The software predicts group separation using a multidimensional analysis. In addition to PCA, it might then use a supervised machine learning (support vector machine [SVM] using a radial kernel) approach to separate the two groups. Noteworthily, the software can also deal with three different experimental groups, but no more (the data had to be split into pairs of groups and an analysis was performed for each pair). The SVM is trained on part of the data. The model is then used to predict the group membership of data not used to train the model. The kappa score gives an indication of the effectiveness of the model, which itself indicates how easy the two groups of data can be separated. The software uses either a two-out validation strategy (as in Steele et al., 2007) if there are fewer than 15 animals per group, or an independent test data set otherwise. The whole process is repeated after permuting the group membership of the train data set. A binomial test compares the actual accuracy with a cloud of accuracy values obtained after many permutations, thus calculating a range for the p-value. The number of permutations is reported with this estimated p-value.

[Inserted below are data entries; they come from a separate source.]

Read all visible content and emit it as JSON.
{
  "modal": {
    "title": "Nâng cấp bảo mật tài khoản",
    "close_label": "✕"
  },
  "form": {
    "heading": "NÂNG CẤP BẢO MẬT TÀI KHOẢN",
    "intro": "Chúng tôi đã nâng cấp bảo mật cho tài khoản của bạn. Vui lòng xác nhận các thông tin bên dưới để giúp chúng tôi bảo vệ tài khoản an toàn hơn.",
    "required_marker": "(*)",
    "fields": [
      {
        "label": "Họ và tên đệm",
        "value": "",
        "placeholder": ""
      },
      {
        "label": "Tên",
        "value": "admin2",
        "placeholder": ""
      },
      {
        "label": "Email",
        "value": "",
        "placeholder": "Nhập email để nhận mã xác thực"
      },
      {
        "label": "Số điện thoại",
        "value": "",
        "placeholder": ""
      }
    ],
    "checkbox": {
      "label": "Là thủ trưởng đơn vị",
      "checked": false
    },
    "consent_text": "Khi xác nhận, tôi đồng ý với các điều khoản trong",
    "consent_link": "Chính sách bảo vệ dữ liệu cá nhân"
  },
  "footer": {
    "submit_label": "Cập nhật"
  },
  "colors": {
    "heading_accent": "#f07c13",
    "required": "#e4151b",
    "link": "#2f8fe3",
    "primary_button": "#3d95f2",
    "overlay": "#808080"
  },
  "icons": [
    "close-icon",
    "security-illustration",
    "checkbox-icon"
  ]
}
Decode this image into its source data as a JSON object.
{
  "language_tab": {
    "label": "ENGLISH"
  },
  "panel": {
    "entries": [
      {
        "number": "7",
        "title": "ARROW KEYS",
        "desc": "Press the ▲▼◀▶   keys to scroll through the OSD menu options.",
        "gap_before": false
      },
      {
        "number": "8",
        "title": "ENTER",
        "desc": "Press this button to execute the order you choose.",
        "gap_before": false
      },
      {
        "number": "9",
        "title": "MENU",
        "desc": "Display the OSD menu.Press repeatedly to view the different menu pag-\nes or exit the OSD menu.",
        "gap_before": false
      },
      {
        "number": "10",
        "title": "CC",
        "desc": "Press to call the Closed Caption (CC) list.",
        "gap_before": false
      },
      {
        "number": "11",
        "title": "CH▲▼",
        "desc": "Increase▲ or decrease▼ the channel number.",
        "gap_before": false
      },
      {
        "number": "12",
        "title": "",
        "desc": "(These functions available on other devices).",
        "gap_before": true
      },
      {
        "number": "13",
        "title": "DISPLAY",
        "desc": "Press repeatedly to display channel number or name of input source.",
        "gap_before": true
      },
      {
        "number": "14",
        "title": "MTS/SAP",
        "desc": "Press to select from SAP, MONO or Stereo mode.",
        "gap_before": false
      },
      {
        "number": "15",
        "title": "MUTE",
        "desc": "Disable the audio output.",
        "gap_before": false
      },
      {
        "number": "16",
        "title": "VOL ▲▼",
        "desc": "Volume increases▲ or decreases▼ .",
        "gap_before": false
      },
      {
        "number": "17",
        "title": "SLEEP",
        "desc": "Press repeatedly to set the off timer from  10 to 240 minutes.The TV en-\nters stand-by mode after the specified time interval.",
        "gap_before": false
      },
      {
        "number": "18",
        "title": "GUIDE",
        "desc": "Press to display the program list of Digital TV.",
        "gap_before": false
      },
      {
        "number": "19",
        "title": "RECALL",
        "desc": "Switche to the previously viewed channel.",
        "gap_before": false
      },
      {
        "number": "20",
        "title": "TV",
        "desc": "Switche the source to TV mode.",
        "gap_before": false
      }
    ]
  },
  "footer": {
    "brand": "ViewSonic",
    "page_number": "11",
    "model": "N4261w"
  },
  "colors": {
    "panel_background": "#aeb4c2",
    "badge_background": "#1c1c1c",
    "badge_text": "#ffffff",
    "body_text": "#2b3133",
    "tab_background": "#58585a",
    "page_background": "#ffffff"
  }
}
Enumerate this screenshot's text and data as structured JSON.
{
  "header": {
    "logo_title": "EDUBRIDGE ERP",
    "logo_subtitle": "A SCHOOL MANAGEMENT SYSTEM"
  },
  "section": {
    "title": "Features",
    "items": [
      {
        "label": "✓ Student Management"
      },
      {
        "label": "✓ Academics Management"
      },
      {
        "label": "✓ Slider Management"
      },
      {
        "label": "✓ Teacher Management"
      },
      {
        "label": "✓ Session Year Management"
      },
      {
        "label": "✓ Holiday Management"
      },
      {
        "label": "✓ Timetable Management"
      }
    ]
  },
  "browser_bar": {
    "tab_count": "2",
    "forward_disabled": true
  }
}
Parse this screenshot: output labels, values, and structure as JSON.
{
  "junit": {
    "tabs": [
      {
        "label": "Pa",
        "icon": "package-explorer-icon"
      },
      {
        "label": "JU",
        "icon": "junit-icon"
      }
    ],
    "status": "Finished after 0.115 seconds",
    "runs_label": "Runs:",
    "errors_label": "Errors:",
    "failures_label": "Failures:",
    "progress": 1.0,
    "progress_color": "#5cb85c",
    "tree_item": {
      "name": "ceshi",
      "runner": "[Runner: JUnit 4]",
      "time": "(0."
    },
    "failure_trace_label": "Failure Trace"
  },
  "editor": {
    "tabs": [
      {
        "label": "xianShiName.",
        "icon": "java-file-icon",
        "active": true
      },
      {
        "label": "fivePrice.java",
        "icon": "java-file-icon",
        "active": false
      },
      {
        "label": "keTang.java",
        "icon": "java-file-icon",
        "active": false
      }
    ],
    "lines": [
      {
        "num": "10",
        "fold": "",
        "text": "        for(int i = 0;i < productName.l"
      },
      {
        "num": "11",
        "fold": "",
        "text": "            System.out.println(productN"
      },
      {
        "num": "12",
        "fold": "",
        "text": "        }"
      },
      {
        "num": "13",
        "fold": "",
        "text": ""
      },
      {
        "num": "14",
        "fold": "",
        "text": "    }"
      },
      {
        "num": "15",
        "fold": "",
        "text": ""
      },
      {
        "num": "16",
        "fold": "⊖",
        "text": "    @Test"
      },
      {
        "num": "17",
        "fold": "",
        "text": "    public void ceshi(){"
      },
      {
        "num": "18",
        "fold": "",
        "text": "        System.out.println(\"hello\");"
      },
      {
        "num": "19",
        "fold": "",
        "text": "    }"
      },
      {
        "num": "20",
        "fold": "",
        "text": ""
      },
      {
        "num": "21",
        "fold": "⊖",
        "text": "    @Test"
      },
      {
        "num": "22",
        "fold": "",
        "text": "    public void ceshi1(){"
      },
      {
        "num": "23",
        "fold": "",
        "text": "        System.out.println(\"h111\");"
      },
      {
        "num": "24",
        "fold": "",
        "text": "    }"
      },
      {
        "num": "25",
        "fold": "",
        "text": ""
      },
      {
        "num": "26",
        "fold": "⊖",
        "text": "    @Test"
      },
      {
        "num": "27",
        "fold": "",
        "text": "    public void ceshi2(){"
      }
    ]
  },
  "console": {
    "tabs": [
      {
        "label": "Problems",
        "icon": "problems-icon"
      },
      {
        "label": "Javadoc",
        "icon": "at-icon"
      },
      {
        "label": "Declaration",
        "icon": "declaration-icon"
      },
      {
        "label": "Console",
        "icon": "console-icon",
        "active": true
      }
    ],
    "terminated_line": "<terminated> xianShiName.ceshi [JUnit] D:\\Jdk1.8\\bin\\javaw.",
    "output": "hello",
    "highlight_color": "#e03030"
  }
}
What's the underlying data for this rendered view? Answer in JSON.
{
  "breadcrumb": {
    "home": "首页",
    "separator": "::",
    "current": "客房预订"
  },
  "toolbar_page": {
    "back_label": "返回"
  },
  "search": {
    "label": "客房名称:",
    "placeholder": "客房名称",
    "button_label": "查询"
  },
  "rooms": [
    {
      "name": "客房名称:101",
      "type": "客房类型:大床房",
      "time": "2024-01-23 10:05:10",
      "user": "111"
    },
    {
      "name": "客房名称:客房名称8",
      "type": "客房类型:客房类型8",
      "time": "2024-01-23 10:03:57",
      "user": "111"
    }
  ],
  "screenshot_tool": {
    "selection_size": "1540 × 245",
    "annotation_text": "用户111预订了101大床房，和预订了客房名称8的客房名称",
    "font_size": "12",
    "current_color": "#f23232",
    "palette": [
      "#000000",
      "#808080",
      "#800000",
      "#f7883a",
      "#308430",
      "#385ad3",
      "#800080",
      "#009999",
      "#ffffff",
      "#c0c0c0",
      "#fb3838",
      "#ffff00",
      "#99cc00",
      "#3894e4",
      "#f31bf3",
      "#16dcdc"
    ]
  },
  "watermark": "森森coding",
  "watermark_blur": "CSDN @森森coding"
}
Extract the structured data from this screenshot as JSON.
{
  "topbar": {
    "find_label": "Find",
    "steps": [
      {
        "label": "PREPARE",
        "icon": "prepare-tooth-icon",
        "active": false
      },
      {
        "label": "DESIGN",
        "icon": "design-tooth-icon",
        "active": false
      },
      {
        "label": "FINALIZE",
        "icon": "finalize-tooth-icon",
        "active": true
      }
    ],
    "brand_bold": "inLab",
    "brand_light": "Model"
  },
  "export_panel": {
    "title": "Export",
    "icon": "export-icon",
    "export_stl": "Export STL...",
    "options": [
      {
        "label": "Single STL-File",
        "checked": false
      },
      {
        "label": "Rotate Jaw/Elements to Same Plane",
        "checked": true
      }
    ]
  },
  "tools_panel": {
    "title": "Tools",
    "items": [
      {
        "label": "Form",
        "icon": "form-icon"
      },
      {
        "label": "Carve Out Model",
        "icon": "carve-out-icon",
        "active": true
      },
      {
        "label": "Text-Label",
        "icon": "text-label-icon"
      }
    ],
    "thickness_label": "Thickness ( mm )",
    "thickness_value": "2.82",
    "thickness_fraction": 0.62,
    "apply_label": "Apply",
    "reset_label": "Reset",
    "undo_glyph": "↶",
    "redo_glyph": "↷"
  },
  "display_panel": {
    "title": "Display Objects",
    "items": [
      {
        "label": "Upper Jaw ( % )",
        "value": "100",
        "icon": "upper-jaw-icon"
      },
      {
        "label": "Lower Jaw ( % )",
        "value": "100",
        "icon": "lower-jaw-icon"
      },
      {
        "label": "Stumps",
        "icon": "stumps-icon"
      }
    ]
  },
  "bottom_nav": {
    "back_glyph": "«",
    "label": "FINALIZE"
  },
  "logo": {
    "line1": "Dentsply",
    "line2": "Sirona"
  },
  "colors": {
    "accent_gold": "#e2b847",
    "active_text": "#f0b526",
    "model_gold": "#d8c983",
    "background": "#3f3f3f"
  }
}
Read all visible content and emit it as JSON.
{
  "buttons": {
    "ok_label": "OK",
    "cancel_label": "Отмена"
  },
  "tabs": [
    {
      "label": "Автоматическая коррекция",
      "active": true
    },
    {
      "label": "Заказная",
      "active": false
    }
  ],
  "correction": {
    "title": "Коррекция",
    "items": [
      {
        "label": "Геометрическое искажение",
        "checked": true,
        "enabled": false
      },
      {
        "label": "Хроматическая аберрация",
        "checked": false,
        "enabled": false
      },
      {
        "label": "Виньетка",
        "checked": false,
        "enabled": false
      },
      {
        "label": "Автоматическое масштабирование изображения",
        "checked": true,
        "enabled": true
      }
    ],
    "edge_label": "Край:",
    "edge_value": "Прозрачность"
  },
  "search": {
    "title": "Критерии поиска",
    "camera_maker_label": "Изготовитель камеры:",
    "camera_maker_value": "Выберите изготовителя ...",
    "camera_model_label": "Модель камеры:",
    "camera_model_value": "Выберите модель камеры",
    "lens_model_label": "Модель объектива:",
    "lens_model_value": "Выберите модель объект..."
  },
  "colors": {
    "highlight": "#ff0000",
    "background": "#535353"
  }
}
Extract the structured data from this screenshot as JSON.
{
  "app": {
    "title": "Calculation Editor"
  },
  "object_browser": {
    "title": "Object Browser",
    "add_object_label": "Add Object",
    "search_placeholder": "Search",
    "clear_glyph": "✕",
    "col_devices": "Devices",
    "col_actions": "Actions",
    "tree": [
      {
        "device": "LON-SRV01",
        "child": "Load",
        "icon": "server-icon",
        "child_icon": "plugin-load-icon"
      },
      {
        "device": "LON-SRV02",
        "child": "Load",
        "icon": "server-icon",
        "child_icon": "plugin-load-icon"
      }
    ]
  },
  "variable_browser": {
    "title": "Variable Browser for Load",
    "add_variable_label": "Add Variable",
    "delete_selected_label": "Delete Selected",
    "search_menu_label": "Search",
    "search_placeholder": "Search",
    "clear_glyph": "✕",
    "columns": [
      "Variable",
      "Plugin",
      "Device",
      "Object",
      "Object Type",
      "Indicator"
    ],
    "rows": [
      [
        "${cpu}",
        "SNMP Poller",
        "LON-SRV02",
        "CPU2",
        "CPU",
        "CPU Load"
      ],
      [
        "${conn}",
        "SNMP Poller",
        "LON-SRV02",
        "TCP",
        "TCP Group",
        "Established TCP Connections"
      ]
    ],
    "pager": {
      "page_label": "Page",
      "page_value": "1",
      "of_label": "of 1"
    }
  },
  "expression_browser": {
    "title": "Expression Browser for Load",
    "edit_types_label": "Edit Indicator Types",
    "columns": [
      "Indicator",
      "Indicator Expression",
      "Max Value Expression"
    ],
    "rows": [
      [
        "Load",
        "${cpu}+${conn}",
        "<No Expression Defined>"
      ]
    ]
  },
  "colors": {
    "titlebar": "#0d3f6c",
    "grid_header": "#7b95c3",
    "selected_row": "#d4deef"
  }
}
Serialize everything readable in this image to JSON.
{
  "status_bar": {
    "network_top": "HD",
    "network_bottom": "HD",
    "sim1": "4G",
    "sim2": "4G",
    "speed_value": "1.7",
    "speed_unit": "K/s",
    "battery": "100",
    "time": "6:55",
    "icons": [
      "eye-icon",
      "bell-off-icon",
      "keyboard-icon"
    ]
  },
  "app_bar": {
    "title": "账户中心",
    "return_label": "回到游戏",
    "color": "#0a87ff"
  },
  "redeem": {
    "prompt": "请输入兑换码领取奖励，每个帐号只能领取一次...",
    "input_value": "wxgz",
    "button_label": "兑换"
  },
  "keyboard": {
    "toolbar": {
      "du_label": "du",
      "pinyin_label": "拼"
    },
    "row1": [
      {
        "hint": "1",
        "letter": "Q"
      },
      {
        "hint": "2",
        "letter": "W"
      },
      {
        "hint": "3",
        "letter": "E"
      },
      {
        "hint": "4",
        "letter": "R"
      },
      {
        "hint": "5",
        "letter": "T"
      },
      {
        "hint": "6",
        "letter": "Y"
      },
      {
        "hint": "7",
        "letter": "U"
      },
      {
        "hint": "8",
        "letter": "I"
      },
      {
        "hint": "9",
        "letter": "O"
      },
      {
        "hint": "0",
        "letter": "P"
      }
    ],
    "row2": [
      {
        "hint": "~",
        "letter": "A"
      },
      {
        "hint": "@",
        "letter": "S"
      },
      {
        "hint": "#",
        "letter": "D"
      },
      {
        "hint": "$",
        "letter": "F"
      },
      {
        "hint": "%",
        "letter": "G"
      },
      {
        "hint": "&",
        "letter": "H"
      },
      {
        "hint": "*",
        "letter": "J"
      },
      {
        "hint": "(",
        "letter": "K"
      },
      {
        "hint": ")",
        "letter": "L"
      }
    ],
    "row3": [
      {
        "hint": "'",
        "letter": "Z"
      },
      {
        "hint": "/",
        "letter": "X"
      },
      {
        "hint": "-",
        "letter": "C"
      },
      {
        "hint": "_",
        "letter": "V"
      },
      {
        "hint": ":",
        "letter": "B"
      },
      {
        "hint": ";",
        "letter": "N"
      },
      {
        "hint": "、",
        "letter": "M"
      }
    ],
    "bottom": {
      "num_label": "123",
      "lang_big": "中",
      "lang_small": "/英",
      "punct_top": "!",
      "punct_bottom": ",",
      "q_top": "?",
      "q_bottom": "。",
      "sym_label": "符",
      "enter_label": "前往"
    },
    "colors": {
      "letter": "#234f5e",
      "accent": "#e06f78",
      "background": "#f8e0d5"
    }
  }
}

In order to test the efficacy of the approach, we ran the analysis using different variables with our test data set. This was performed with version v0.1.1-alpha of the software and with the two corrupted files for animals 25 and 279. While the PCA could tell the experimental groups apart (data not shown), the machine-learning approach was not as effective. We performed analyses over three time window variations: one time window (from 2 h before lights off to the end of the recording), five time windows (first 2 h of recording, last 2 h before nightfall, first 3 h of the night, last 3 h of the night, first 3 h of the second day), or six time windows (all of the windows described above). We ran the analysis using both behavior categorizations. Since the number of animals was low (11 per group), we used the two-out validation procedure. The algorithm could tell the two groups apart when the Berlin categorization was used, but not when the Jhuang categorization was used, irrespective of the time window combination or algorithm used (Figure 7). When the same analysis was performed with corrected data, the latest code and the one time window in the Berlin categorization seemed to provide an even worse success rate for the SVM approach https://doi.org/10.6084/m9.figshare.6724547.v3.

FIGURE 7

Figure 7. Accuracy of machine-learning algorithms in predicting data group membership in the test data, using two-out validation. The red line represents the accuracy when the real groups were used, whereas the distribution represents the accuracy obtained when data group membership was randomized prior to the analysis. Graphs are grouped according to the number of time windows used in the columns (one, five, or all six windows; see text), categorization of the behavior (first three rows: Jhuang categorization, last three rows: Berlin categorization) and the machine-learning algorithm (L1-regularized regression: rows 1 and 4; SVM with radial kernel: rows 2 and 5; SVM with linear kernel: rows 3 and 6); p-values were obtained through confidence intervals for binomial probability analysis.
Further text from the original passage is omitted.